Брат Марк издал глубокий и скорбный вздох. Затем он повернулся и с недоумением обратился к Кадфаэлю:

– Так это она? И ее хотят выдать за того человека? Да он годится ей в дедушки, и притом этот не из добрых и ласковых. Как можно допускать подобное? – Он уставился на дорогу не менее пристально, чем старик. – Такая крохотная, такая юная! Ты видел ее лицо – какая печаль! Все это делается вопреки ее воле!

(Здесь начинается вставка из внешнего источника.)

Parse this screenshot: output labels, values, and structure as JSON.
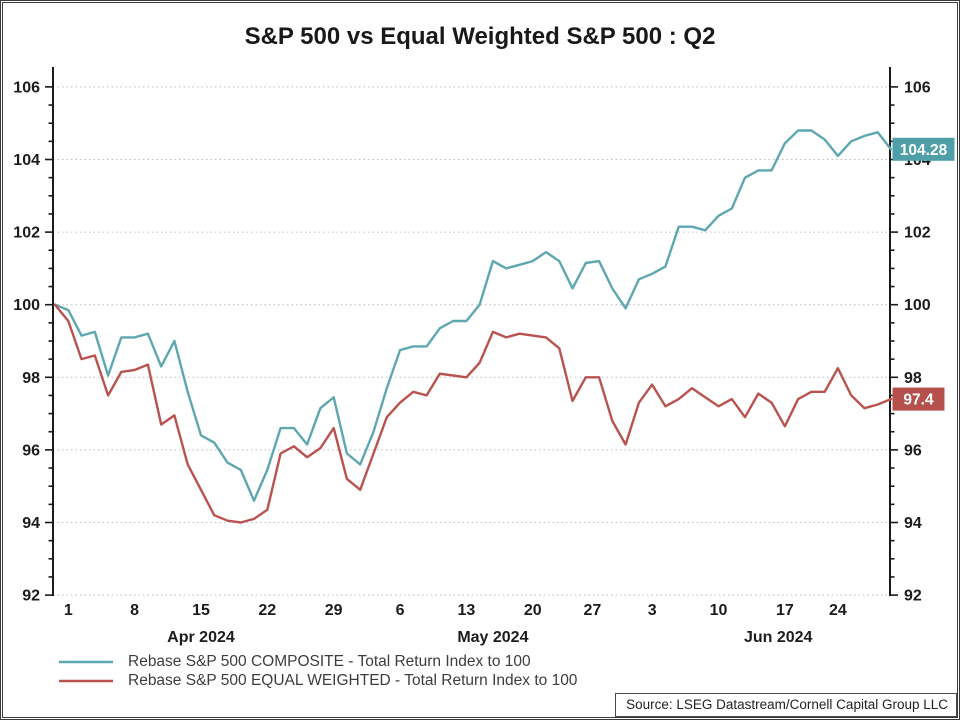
{
  "page": {
    "title": "S&P 500 vs Equal Weighted S&P 500 : Q2",
    "source": "Source: LSEG Datastream/Cornell Capital Group LLC"
  },
  "chart_data": {
    "type": "line",
    "title": "S&P 500 vs Equal Weighted S&P 500 : Q2",
    "xlabel": "",
    "ylabel": "",
    "ylim": [
      92,
      106
    ],
    "y_ticks": [
      92,
      94,
      96,
      98,
      100,
      102,
      104,
      106
    ],
    "y_minor_step": 0.5,
    "grid": "horizontal dotted at each major y tick, both axes labeled left and right",
    "legend_position": "bottom-left",
    "x_axis": {
      "tick_labels": [
        "1",
        "8",
        "15",
        "22",
        "29",
        "6",
        "13",
        "20",
        "27",
        "3",
        "10",
        "17",
        "24"
      ],
      "tick_day_index": [
        1,
        6,
        11,
        16,
        21,
        26,
        31,
        36,
        40.5,
        45,
        50,
        55,
        59
      ],
      "month_labels": [
        {
          "text": "Apr 2024",
          "day_index": 11
        },
        {
          "text": "May 2024",
          "day_index": 33
        },
        {
          "text": "Jun 2024",
          "day_index": 54.5
        }
      ]
    },
    "series": [
      {
        "name": "Rebase S&P 500 COMPOSITE - Total Return Index to 100",
        "color": "#5ea7b0",
        "end_label": "104.28",
        "end_label_color": "#4f9fa8",
        "values": [
          100,
          99.85,
          99.15,
          99.25,
          98.05,
          99.1,
          99.1,
          99.2,
          98.3,
          99.0,
          97.6,
          96.4,
          96.2,
          95.65,
          95.45,
          94.6,
          95.45,
          96.6,
          96.6,
          96.15,
          97.15,
          97.45,
          95.9,
          95.6,
          96.5,
          97.7,
          98.75,
          98.85,
          98.85,
          99.35,
          99.55,
          99.55,
          100.0,
          101.2,
          101.0,
          101.1,
          101.2,
          101.45,
          101.2,
          100.45,
          101.15,
          101.2,
          100.45,
          99.9,
          100.7,
          100.85,
          101.05,
          102.15,
          102.15,
          102.05,
          102.45,
          102.65,
          103.5,
          103.7,
          103.7,
          104.45,
          104.8,
          104.8,
          104.55,
          104.1,
          104.5,
          104.65,
          104.75,
          104.28
        ]
      },
      {
        "name": "Rebase S&P 500 EQUAL WEIGHTED - Total Return Index to 100",
        "color": "#b9534f",
        "end_label": "97.4",
        "end_label_color": "#b5504d",
        "values": [
          100,
          99.55,
          98.5,
          98.6,
          97.5,
          98.15,
          98.2,
          98.35,
          96.7,
          96.95,
          95.6,
          94.9,
          94.2,
          94.05,
          94.0,
          94.1,
          94.35,
          95.9,
          96.1,
          95.8,
          96.05,
          96.6,
          95.2,
          94.9,
          95.9,
          96.9,
          97.3,
          97.6,
          97.5,
          98.1,
          98.05,
          98.0,
          98.4,
          99.25,
          99.1,
          99.2,
          99.15,
          99.1,
          98.8,
          97.35,
          98.0,
          98.0,
          96.8,
          96.15,
          97.3,
          97.8,
          97.2,
          97.4,
          97.7,
          97.45,
          97.2,
          97.4,
          96.9,
          97.55,
          97.3,
          96.65,
          97.4,
          97.6,
          97.6,
          98.25,
          97.5,
          97.15,
          97.25,
          97.4
        ]
      }
    ]
  }
}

Кадфаэль не вымолвил ни слова. Трудно было сказать тут что-нибудь утешительное. Подобные вещи – обычное дело там, где брак сулит приобретение земель, состояний, а также могущественных союзников. Слово невесты – а часто даже и юного жениха – мало влияет на то, как распорядятся ее или его судьбой. Наверное, среди невест встречаются трезвые и расчетливые девицы. Им хватает проницательности увидеть все выгоды брака со стариком, если, выйдя за него, удастся обогатиться. Смерть супруга вскоре даст им свободу, а с нею – их долю наследства и статус вдовы. Дальше уже можно подыскать себе новую партию на свой вкус – при разумном подходе к делу и некотором везении. Но, судя по выражению лица, Ивета де Массар связывает предстоящую свадьбу скорее со своей близкой гибелью, чем со смертью ее жениха.

– Я молю Бога помочь ей! – горячо проговорил Марк.

– Быть может, – вымолвил брат Кадфаэль, обращаясь больше к себе, нежели к другу, – Он именно так и собирается поступить. Но может быть также, Он вправе ожидать, что люди помогут Ему уладить этот вопрос.


Во дворе епископского дома в Форгейте слуги Юона де Домвиля снимали поклажу с лошадей. Они бегали туда-сюда с постельными принадлежностями, портьерами и разнообразным убранством, предназначенным для украшения свадебной церемонии и ложа молодоженов. Виночерпий Домвиля уже приготовил графин с вином для хозяина и каноника Эудо. Каноник приходился барону дальним родственником, и его надлежало обслуживать со всем старанием. Слуга проследил, чтобы в лучшей комнате дома было натоплено и уютно, чтоб теплая и удобная домашняя одежда изгладила у гостей воспоминания о тесноте дорожных костюмов и чтоб, стянув с себя элегантные сапоги, приехавшие могли обуться в комнатные, на меху, туфли. Развалясь на подушках в просторном кресле и раскинув толстые ноги, барон принялся потягивать подогретое вино с пряностями и пришел в наилучшее расположение духа. То, что процессия его невесты приближалась сейчас к городу, миновав уже приют Святого Жиля, не имело для Домвиля никакого значения. У него не было ни нужды, ни желания терять время даром, разглядывая издали свое приобретение. Он нимало не сомневался в достоинствах суженой и знал, что насмотрится на нее вдоволь потом, после свадьбы. Он приехал сюда заключить сделку, крайне выгодную для него самого и для дяди невесты. И хотя дитя волею судеб оказалось милым, красивым и чрезвычайно обаятельным – это все же было не столь уж важно.

Йоселин Люси поручил свою лошадь заботам грума, пинком отшвырнул с дороги тюк с постельным бельем и уже было направился назад к воротам, чтобы выйти на улицу. Но его товарищ Симон Агилон, старший из трех дворян, состоявших на службе у Домвиля, схватил его за руку:

– Куда это ты удираешь? Сам знаешь – барон будет орать благим матом и требовать тебя, как только допьет первый кубок. Теперь твой черед прислуживать их благородию!

Йоселин запустил руки в копну льняных волос и издал короткий, резкий смешок.

– Какое там благородие? Ты видел не хуже меня. Ударить беднягу, который не смеет дать сдачи, и ни с того ни с сего чуть не растоптать его. К чертям подобное благородство! И его самого к чертям с его вечным пьянством. Сначала я должен увидеть, как проедет Ивета.